Just as they did when the massacre at My Lai came to light, militarists in America will continue to make excuses for the war crimes and authoritarian trends of the Bush/Cheney Republican Reich. It was almost laughable on Memorial Day when President Bush told an audience at Arlington National Cemetery that "America has always gone to war reluctantly, because we know the costs of war."

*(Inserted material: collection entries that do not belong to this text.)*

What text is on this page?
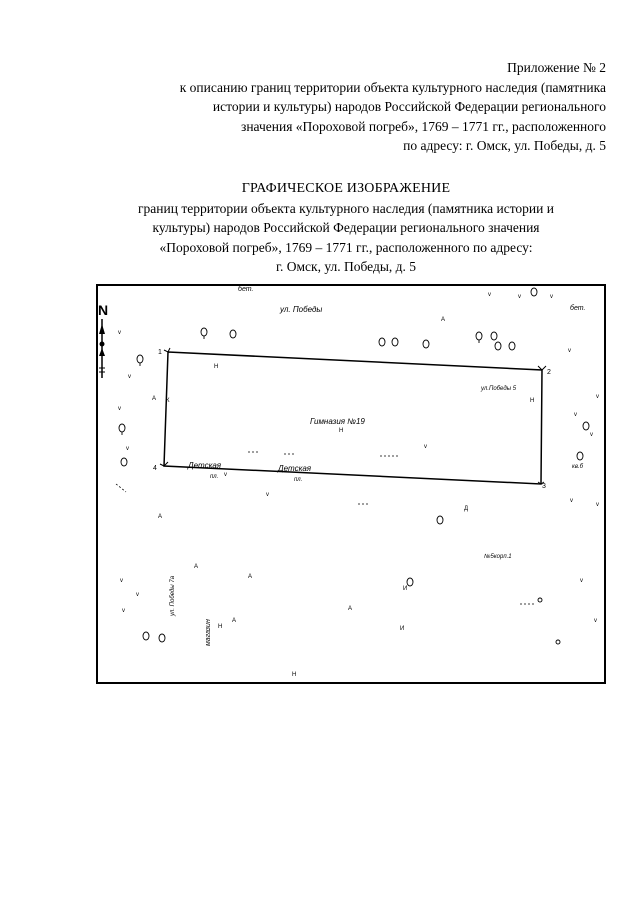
Приложение № 2
к описанию границ территории объекта культурного наследия (памятника
истории и культуры) народов Российской Федерации регионального
значения «Пороховой погреб», 1769 – 1771 гг., расположенного
по адресу: г. Омск, ул. Победы, д. 5
ГРАФИЧЕСКОЕ ИЗОБРАЖЕНИЕ
границ территории объекта культурного наследия (памятника истории и
культуры) народов Российской Федерации регионального значения
«Пороховой погреб», 1769 – 1771 гг., расположенного по адресу:
г. Омск, ул. Победы, д. 5
N
1
2
3
4
ул. Победы
бет.
бет.
ул.Победы 5
Гимназия №19
Детская
пл.
Детская
пл.
ул. Победы 7а
магазин
№5корп.1
кв.б
Н
Н
Н
Н
Н
А
А
А
А
А
А
А
К
И
И
Д
v
v
v
v
v
v
v
v	v	v
v
v
v
v
v
v
v
v
v
v
v
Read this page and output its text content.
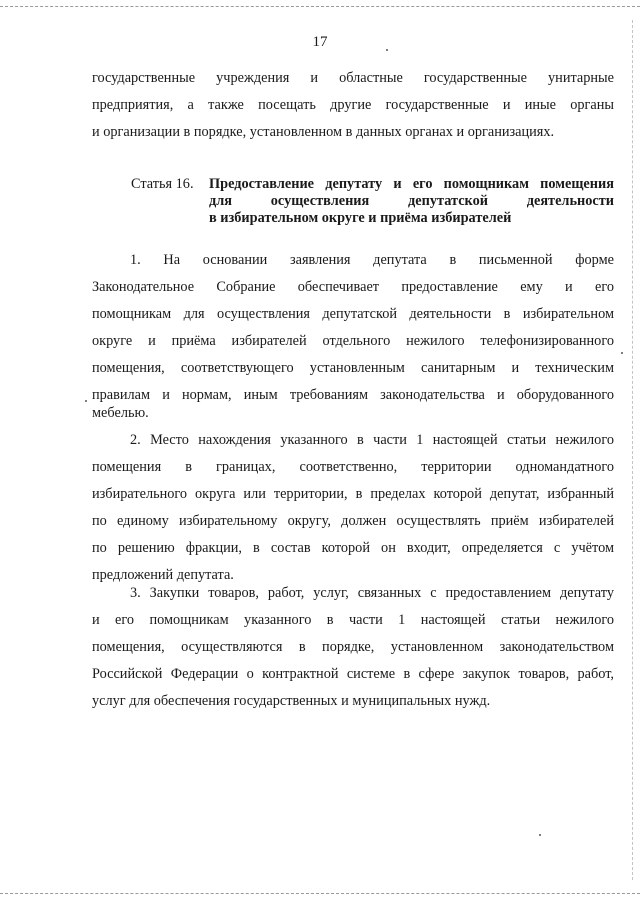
17
государственные учреждения и областные государственные унитарные
предприятия, а также посещать другие государственные и иные органы
и организации в порядке, установленном в данных органах и организациях.
Статья 16. Предоставление депутату и его помощникам помещения
для осуществления депутатской деятельности
в избирательном округе и приёма избирателей
1. На основании заявления депутата в письменной форме
Законодательное Собрание обеспечивает предоставление ему и его
помощникам для осуществления депутатской деятельности в избирательном
округе и приёма избирателей отдельного нежилого телефонизированного
помещения, соответствующего установленным санитарным и техническим
правилам и нормам, иным требованиям законодательства и оборудованного
мебелью.
2. Место нахождения указанного в части 1 настоящей статьи нежилого
помещения в границах, соответственно, территории одномандатного
избирательного округа или территории, в пределах которой депутат, избранный
по единому избирательному округу, должен осуществлять приём избирателей
по решению фракции, в состав которой он входит, определяется с учётом
предложений депутата.
3. Закупки товаров, работ, услуг, связанных с предоставлением депутату
и его помощникам указанного в части 1 настоящей статьи нежилого
помещения, осуществляются в порядке, установленном законодательством
Российской Федерации о контрактной системе в сфере закупок товаров, работ,
услуг для обеспечения государственных и муниципальных нужд.
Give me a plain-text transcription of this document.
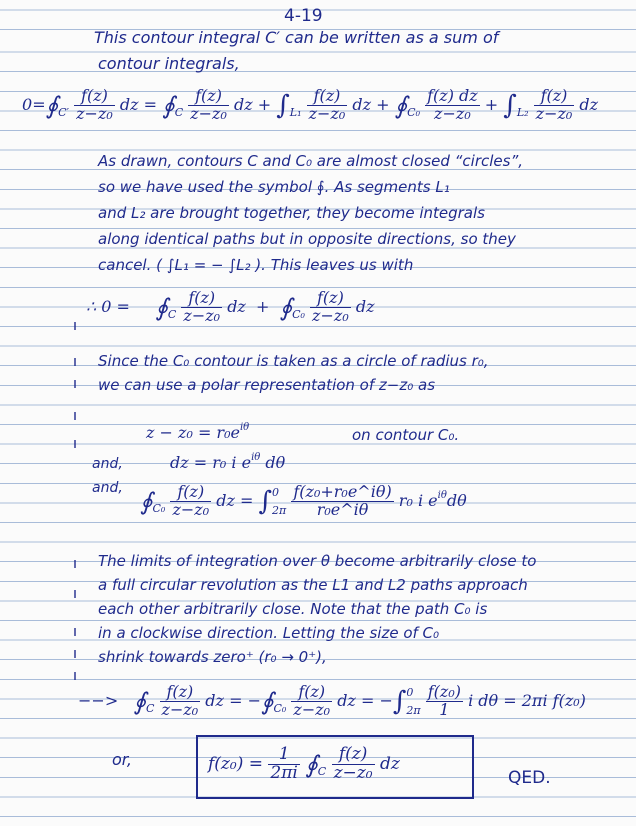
4-19
This contour integral C′ can be written as a sum of
contour integrals,
$0=∮_{C'} \frac{f(z)}{\text{z−z₀}}$ dz = $∮_C \frac{f(z)}{\text{z−z₀}}$ dz + $\int_{L_1} \frac{f(z)}{\text{z−z₀}}$ dz + $∮_{C_0} \frac{f(z) dz}{\text{z−z₀}} + \int_{L_2} \frac{f(z)}{\text{z−z₀}}$ dz
As drawn, contours C and C₀ are almost closed “circles”,
so we have used the symbol ∮. As segments L₁
and L₂ are brought together, they become integrals
along identical paths but in opposite directions, so they
cancel. ( ∫L₁ = − ∫L₂ ). This leaves us with
∴ $0 = ∮_C \frac{f(z)}{\text{z−z₀}}$ dz + $∮_{C_0} \frac{f(z)}{\text{z−z₀}}$ dz
Since the C₀ contour is taken as a circle of radius r₀,
we can use a polar representation of z−z₀ as
$z - z_0 = r_0e^{i\theta}$	on contour C₀.
and,	dz = r₀ i $e^{i\theta}$ dθ
and, $∮_{C_0} \frac{f(z)}{\text{z−z₀}}$ dz = ∫ 0
2π
$\frac{\text{f(z₀+r₀e\textasciicircum{}iθ)}}{\text{r₀e\textasciicircum{}iθ}} r_0$ i $e^{i\theta}d\theta$
The limits of integration over θ become arbitrarily close to
a full circular revolution as the L1 and L2 paths approach
each other arbitrarily close. Note that the path C₀ is
in a clockwise direction. Letting the size of C₀
shrink towards zero⁺ (r₀ → 0⁺),
−−> $∮_C \frac{f(z)}{\text{z−z₀}}$ dz = $-∮_{C_0} \frac{f(z)}{\text{z−z₀}}$ dz = −∫ 0
2π
$\frac{\text{f(z₀)}}{1}$ i dθ = 2πi f(z₀)
or,	$f(z_0) = \frac{1}{2\pi i}$ $∮_C \frac{f(z)}{\text{z−z₀}}$ dz
QED.
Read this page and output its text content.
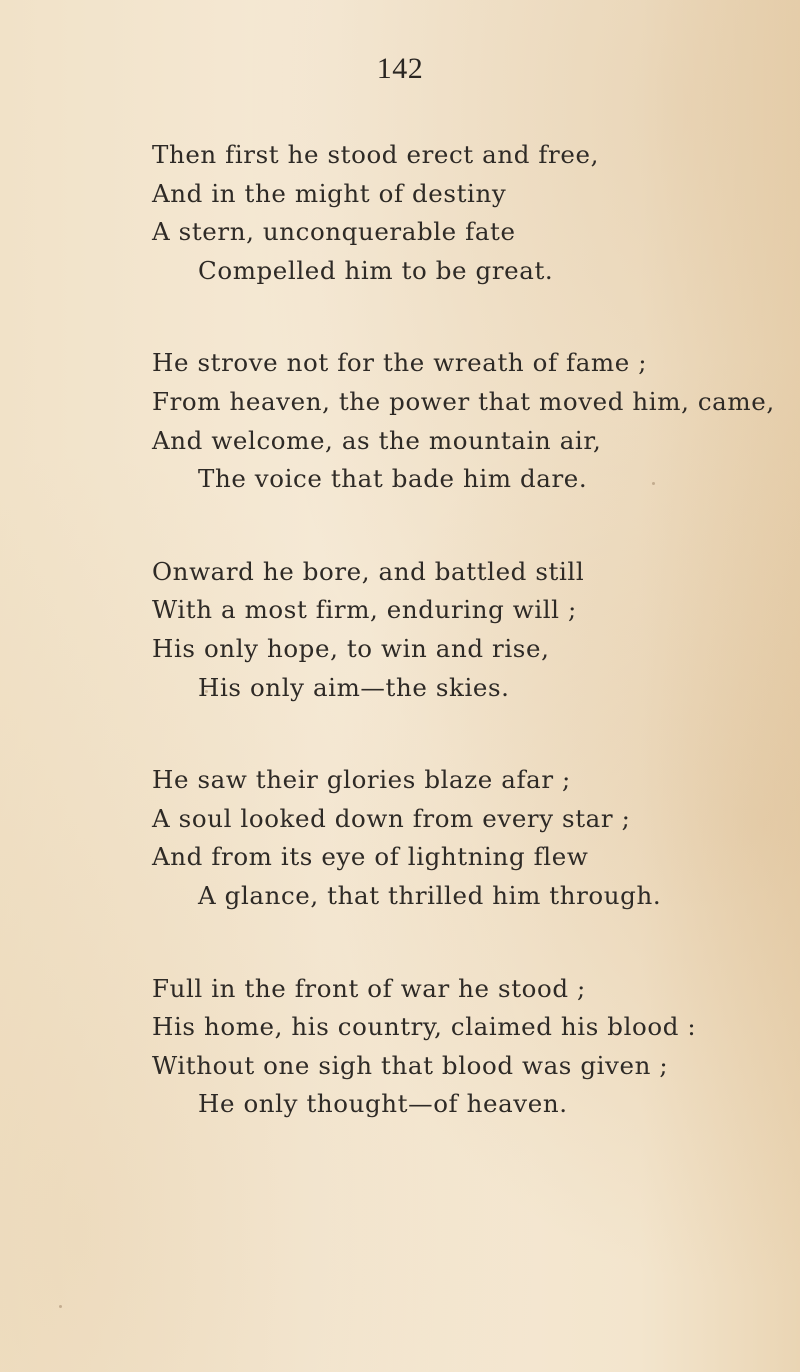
142
Then first he stood erect and free,
And in the might of destiny
A stern, unconquerable fate
Compelled him to be great.
He strove not for the wreath of fame ;
From heaven, the power that moved him, came,
And welcome, as the mountain air,
The voice that bade him dare.
Onward he bore, and battled still
With a most firm, enduring will ;
His only hope, to win and rise,
His only aim—the skies.
He saw their glories blaze afar ;
A soul looked down from every star ;
And from its eye of lightning flew
A glance, that thrilled him through.
Full in the front of war he stood ;
His home, his country, claimed his blood :
Without one sigh that blood was given ;
He only thought—of heaven.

In reality - as opposed to the neocon fantasies of the Bush crew - the Iraq invasion was foisted upon this nation eagerly, not reluctantly, and the true costs of that deadly debacle will be borne upon the backs of American taxpayers for generations yet to come. While then-Deputy Defense Secretary Paul Wolfowitz rosily predicted before the American invasion that Iraq would "finance its own reconstruction," a study released in January that was written by Nobel Prize-winning economist Joseph Stiglitz of Columbia University and budget expert Linda Bilmes of Harvard said the real monetary costs of the Iraq war could be from $1 trillion to $2 trillion, counting long-term health care for thousands of wounded troops and the negative impact on the U.S. economy.
While the Iraq war takes its deadly toll in blood and treasure, and freedom is in danger here at home, Bush tries to rally his benighted and bucolic base with calls for constitutional amendments to combat the non-problems of gay marriage and flag burning. Bush's latest ploy might play with the rubes, reactionaries and religious right-wingers in his hard-core political base, but it proves once again that philosopher Bertrand Russell was right when he said that fascist movements everywhere seek "to fascinate fools and muzzle the intelligent, by emotional excitement on the one hand and terrorism on the other."
• Tant has been an Athens columnist since 1974. His work also has appeared in The New York Times, The Progressive, Astronomy magazine and other publications.